There are great L&D nurses out there, I promise!!

Depending on the culture of the unit, a lot of L&D RNs become very accustomed to managing labor almost independently, from cervical checks to adjusting pitocin to deciding on and placing internal monitors to coaching pushing. With a doc just coming in only at the exact moment of baby catching. With precip deliveries nurses often do the catching as well. I've seen many nurses take pride in that independence, to the point that they get bitter about having to yield that autonomy-- especially to residents. Nurses that have a long history of working with trainees tend to be better about it overall. Younger nurses or those used to community hospitals tend to be the worst.

I agree with the advice above. You certainly don't have to suck up to anyone, but laying low until you've proven yourself is usually the best way to go. The interns I've seen have the most trouble are the ones who refuse to acknowledge that they might not be the best at tough cervical checks, or at realizing when minimal variability isn't just a sleep cycle, etc. I wasn't that intern because I was terrified and asked for validation on every little thing- so I ended up as the intern who got walked all over by nursing (through my first two blocks of OB). You want to be somewhere in the middle of that spectrum. Depending on your program's volume it will take a while for your practical knowledge to outstrip the more experienced nurses' - but it eventually will.
 
This is not uncommon. L and D nurses are some of the most irritating nurses out there. At some crappy places, they get a lot of autonomy which I have issues with. They make the mistake of thinking experience as being equivalent to a residency or something. It's not uncommon for them to be completely behind the times regarding the most up to date literature.

You just have to pick and choose your battles. Don't get lulled into a false sense of security by an over confident nurse. Learn some stuff from them but eventually your knowledge will surpass them. And it's not uncommon for them to have issues with females residents either.
 
I've seen this one or twice on my OB rotation right now. I or one of the other residents make an order, they go off ranting about how "insane" it is.

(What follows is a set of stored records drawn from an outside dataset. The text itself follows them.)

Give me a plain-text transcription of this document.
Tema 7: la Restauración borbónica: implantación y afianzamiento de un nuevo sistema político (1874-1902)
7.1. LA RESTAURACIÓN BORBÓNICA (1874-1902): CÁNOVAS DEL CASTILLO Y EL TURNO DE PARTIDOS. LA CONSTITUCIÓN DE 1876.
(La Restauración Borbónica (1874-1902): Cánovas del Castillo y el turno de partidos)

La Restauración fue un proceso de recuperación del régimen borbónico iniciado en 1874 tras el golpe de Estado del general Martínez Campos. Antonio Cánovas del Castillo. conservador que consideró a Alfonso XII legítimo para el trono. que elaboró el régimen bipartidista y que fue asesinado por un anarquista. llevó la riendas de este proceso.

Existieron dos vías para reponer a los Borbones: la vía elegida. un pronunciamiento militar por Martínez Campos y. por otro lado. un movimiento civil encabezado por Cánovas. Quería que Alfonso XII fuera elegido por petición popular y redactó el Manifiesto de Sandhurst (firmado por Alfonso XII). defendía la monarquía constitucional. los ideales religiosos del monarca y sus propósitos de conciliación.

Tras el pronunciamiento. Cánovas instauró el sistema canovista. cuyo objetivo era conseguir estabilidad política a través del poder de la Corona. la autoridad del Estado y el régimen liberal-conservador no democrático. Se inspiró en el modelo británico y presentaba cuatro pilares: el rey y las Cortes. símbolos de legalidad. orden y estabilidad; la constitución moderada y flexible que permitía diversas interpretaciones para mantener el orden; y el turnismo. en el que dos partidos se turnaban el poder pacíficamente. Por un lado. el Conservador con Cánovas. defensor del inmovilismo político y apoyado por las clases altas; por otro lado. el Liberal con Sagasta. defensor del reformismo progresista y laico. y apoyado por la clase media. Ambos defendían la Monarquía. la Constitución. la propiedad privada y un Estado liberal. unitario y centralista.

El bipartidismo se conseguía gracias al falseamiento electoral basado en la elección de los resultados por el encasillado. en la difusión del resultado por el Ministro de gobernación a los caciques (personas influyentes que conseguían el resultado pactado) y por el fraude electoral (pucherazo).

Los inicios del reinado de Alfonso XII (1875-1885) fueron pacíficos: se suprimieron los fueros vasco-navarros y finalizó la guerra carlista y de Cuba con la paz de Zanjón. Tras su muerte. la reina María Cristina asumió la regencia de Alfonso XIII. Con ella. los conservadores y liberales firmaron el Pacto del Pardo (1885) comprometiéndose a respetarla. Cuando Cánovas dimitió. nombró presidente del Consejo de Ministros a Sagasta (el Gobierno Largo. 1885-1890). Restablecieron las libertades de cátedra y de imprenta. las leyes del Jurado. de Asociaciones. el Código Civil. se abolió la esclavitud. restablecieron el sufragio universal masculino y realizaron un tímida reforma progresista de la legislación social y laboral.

But they still follow the order...
 
You are an OB? Don't worry, you'll be more bitter and mean than they could ever be soon enough. 😉

Not an OB! I might have been, but the personalities on my OB rotation turned me off so much that I decided I couldn't do it...
 
just wait until there's an abruption, the belly is rock hard and purple, and the patient loses consciousness, all within like 5 min..... right in front of that damn nurse
and that L & D nurse is going to be white as a sheet and come a-RUNNING to any OB they can get their hands on
it's easy to get cocky with all your normal vaginal births and take your OB for granted
bit when sh8t hits the fan -
what you really want is a good OB with a sharp knife
there will always come a time when the nurse or midwife is not cutting it (pun intended)'

the OB is without question the least expendable profession
if all other doctors died they would keep the human race going
unless the zombies ate everybody too fast

it's odd because Mother-Baby Unit is the happiest place in the hospital.... and L&D is the most stressful
 
it's odd because Mother-Baby Unit is the happiest place in the hospital.... and L&D is the most stressful

Mother-Baby is only the happiest place in the hospital if you're clueless about the significance of those pictures of roses or other markings on the doors of the quiet rooms. Or if the hospital is able to place those patients on a different unit.
 
Mother-Baby is only the happiest place in the hospital if you're clueless about the significance of those pictures of roses or other markings on the doors of the quiet rooms. Or if the hospital is able to place those patients on a different unit.

"only the happiest place in the hospital if" I'm clueless?
Why imply this belief means I am clueless?
is it just really fun or important to pick out one thing you can contradict, and not only do so, but in a condescending manner?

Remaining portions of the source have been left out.